If it really bothers you, then I encourage you to reflect on why it bothers you. Because this is more of a problem with you, than it is a problem with him. Now, of course, everything I’ve said doesn’t give him the right to disrespect you. Watching porn isn’t a form of disrespect, in my opinion, because watching porn is very much not about anything but the watcher’s own pleasure and therefore is just masturbation and self-care. But if he’s completely dismissing your discomfort without discussing it and and being a complete jerk, like bringing it up when he wants to piss you off, or being very blatantly obvious about doing it while knowing that it makes you uncomfortable, or. on the more extreme end, demanding that you do things he’s seen in porn, then that’s a problem. I’m not saying that he should have stopped to appease you, but if he’s not showing any concern for your feelings at all, then that’s not acceptable.

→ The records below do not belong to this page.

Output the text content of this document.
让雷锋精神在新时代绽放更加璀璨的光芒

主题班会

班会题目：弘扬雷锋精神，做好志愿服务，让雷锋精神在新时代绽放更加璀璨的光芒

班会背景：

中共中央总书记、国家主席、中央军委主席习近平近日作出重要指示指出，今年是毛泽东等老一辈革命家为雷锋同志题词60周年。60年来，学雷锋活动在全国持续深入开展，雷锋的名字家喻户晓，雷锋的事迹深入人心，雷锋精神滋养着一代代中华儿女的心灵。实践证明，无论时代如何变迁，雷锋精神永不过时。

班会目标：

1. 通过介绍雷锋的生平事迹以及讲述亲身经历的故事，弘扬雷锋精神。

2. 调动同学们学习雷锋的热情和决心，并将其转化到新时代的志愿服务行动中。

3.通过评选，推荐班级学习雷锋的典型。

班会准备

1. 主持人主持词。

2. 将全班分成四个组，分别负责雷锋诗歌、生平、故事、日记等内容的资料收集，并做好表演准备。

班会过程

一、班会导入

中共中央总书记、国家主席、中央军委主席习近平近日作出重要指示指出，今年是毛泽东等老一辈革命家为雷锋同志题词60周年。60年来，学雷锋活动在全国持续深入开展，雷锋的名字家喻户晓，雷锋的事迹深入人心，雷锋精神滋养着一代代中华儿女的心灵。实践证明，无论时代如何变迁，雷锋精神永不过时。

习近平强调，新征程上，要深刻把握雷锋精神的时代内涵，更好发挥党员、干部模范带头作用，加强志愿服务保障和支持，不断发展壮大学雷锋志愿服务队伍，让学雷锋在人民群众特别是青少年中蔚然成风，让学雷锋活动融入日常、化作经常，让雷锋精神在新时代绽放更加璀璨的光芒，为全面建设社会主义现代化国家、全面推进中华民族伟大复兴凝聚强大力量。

If someone has a healthy attitude about porn and has a healthy relationship with how they use porn, then it shouldn’t be impacting any relationships that they’re in. Do you feel like he’s skipping out on having sex with you so that he can watch porn instead? If so, then that’s the problem, and you need to discuss that with him. Do you feel like your sex life is lacking? Then, again, that’s the problem and you need to discuss that with him. Do you feel like he’s not attracted to you? That’s the problem, discuss it. Do you feel like he’s a misogynistic pig and that he disrespects women because he watches a certain type of porn? Tell him, then dump him. Whatever reason you have for feeling uncomfortable about him watching porn… Those are the things that you need to discuss with him. Not the actual act of watching porn.
All that being said, if your partner is doing something that makes you uncomfortable, you need to discuss it. Figure out why it’s important to them to continue to do this thing and then figure out why it’s so important for you that they not do this thing. If you can’t come to some sort of understanding and compromise on the situation, and it’s going to create an ongoing issue, then you’re simply not compatible. Which is completely fine, these things happen. Some people are interested in relationships where they define their worth and self through the person they’re with, and while I don’t think this is at all healthy, it’s your life and your choice. But you need to find someone who wants that same thing out of a relationship. Because someone who is interested in maintaining some sense of individuality, emotionally, intellectually or sexually, is not going to want to give that up to be in the type of relationship that you want, and it isn’t fair to expect that of them.
(I just want to add, that this is regarding the use of regular porn. If your boyfriend is watching rape-play porn or pedophilia shit or extremely violent type porn, then that’s an entirely different thing.)